Agency Execs: Online-Offline Integration Still Facing Uphill Battle

  • by June 8, 2005
Consumers have started integrating their media by going to Web sites mentioned on TV commercials and participating in contests and polls that are part of shows such as "American Idol," but the marketing and media world has yet to embrace integration, said panelists at OMMA West in San Francisco Tuesday.

"The marketing and media industries resist integration at every turn, said Cory Treffiletti, senior vice president, managing director, Carat Interactive, San Francisco, who moderated a panel about integration.

Kate Everett-Thorp, president, interactive advertising, AKQA, San Francisco, added that integration has been a longstanding challenge to the marketing world. "Integration has been a problem in the communications industry for a long time. Cooperation is the key word to integration. You cannot provide a desirable, finished product without integration."
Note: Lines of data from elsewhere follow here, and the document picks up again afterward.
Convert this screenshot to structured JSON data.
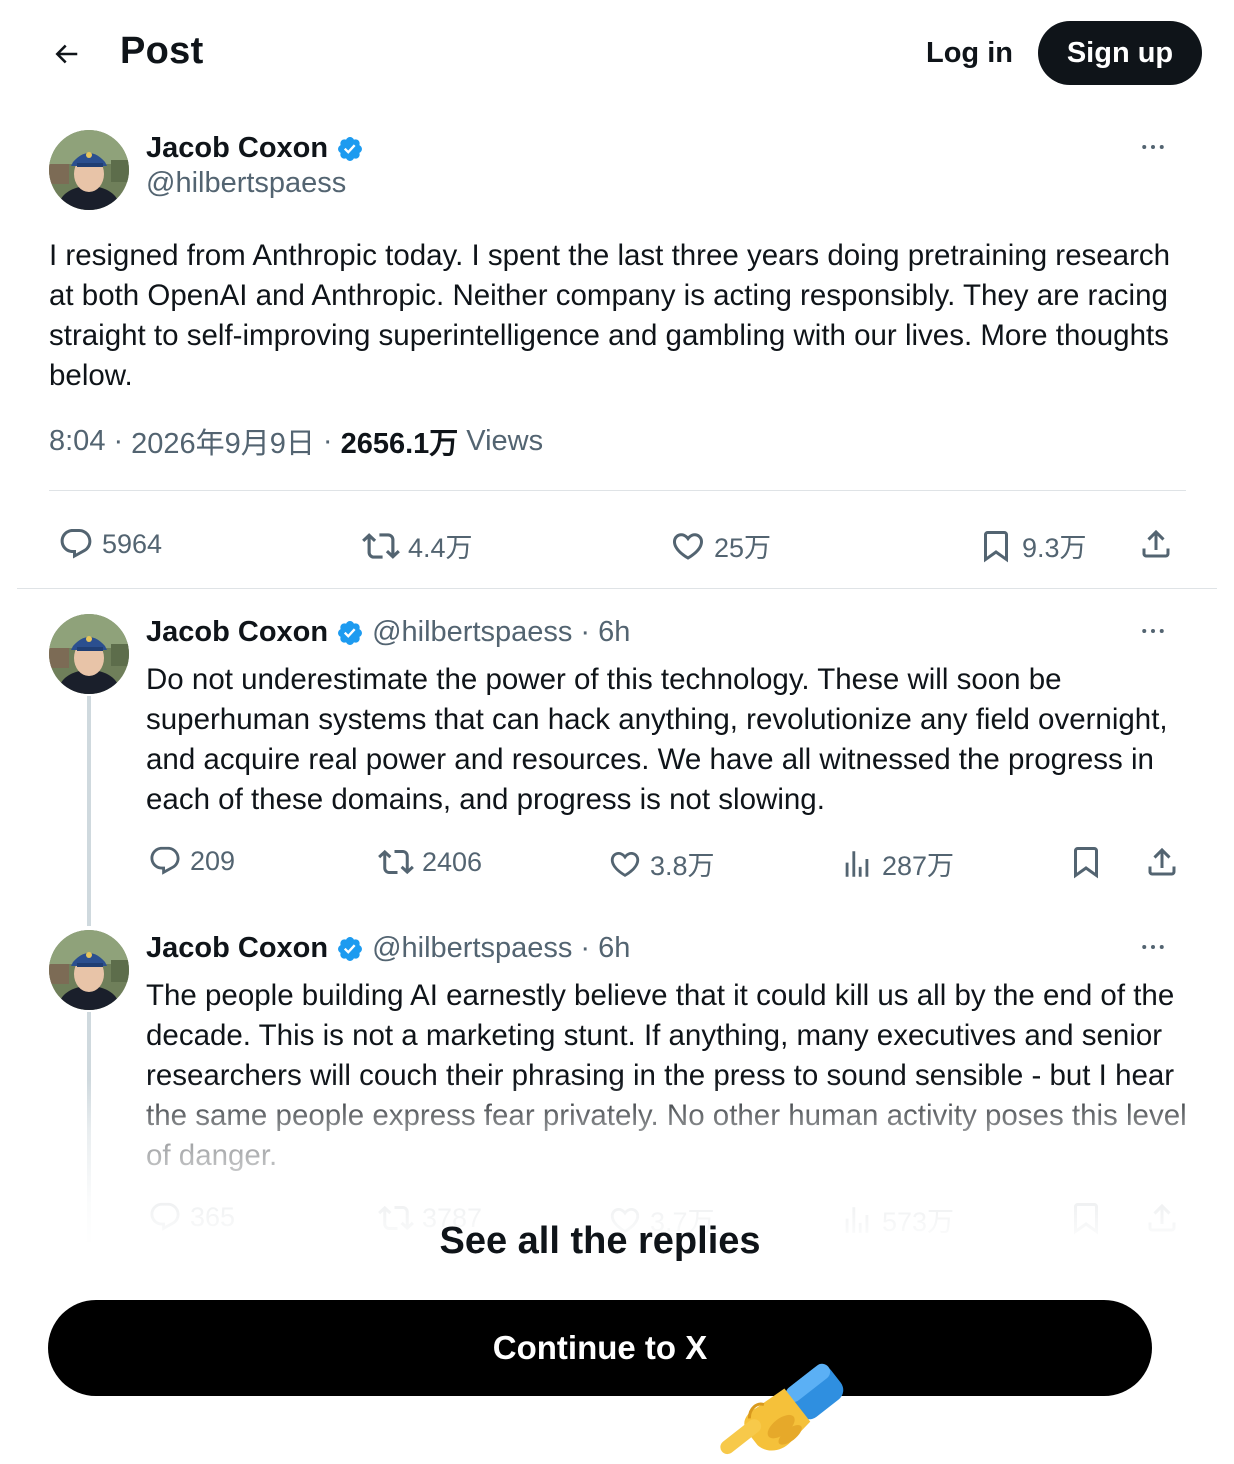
{
  "header": {
    "title": "Post",
    "login_label": "Log in",
    "signup_label": "Sign up"
  },
  "main_post": {
    "author_name": "Jacob Coxon",
    "handle": "@hilbertspaess",
    "text": "I resigned from Anthropic today. I spent the last three years doing pretraining research at both OpenAI and Anthropic. Neither company is acting responsibly. They are racing straight to self-improving superintelligence and gambling with our lives. More thoughts below.",
    "time": "8:04",
    "date": "2026年9月9日",
    "separator": "·",
    "views_count": "2656.1万",
    "views_label": "Views",
    "stats": {
      "replies": "5964",
      "reposts": "4.4万",
      "likes": "25万",
      "bookmarks": "9.3万"
    }
  },
  "replies": [
    {
      "author_name": "Jacob Coxon",
      "handle": "@hilbertspaess",
      "separator": "·",
      "time_ago": "6h",
      "text": "Do not underestimate the power of this technology. These will soon be superhuman systems that can hack anything, revolutionize any field overnight, and acquire real power and resources. We have all witnessed the progress in each of these domains, and progress is not slowing.",
      "stats": {
        "replies": "209",
        "reposts": "2406",
        "likes": "3.8万",
        "views": "287万"
      }
    },
    {
      "author_name": "Jacob Coxon",
      "handle": "@hilbertspaess",
      "separator": "·",
      "time_ago": "6h",
      "text": "The people building AI earnestly believe that it could kill us all by the end of the decade. This is not a marketing stunt. If anything, many executives and senior researchers will couch their phrasing in the press to sound sensible - but I hear the same people express fear privately. No other human activity poses this level of danger.",
      "stats": {
        "replies": "365",
        "reposts": "3787",
        "likes": "3.7万",
        "views": "573万"
      }
    }
  ],
  "cta": {
    "see_all_label": "See all the replies",
    "continue_label": "Continue to X"
  },
  "icons": {
    "back": "arrow-left-icon",
    "verified": "verified-badge-icon",
    "more": "more-horizontal-icon",
    "reply": "reply-bubble-icon",
    "repost": "repost-icon",
    "like": "heart-icon",
    "views": "bar-chart-icon",
    "bookmark": "bookmark-icon",
    "share": "share-upload-icon",
    "pointer": "pointing-hand-icon"
  },
  "colors": {
    "text_primary": "#0f1419",
    "text_secondary": "#536471",
    "verified_blue": "#1d9bf0",
    "button_dark": "#0f1419",
    "divider": "#dfe3e6"
  }
}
Jon Raj, vice president, interactive marketing for Visa USA, which counts AKQA as one of its agency partners, said: "Online has come a long way, but I'd like to see an offline agency on the panel. I don't think the online agency is the problem. At Visa, we do a good job of putting interactive at the table, and I mean at the planning table. AKQA, BBDO, OMD ... they're all at the same table when we plan."

One problem, according to Raj and Greg Wilson, CEO of Red Ball Tiger, San Francisco, is that offline agencies have their own agendas. "They make more money when they have more work, and when they plan what they do... It's very difficult for any agency to step up on their own," Raj says.

Another roadblock, said Wilson, stems from the ego--and greed--of agency creatives. "If I'm a TV agency, I want my idea. I might not make as much money on yours. I want my idea advanced. Are we integrating our egos? No, and that's a major problem."

Integration works best when senior leadership is involved, said Katie Riccio Puris, group account director, partner, Atmosphere BBDO. "At BBDO Atmosphere there's been a real sea change in how people are working together. We get TV creatives from BBDO who call up with online ideas," said Riccio Puris.

"I need the name of these creatives," chimed in Visa's Raj.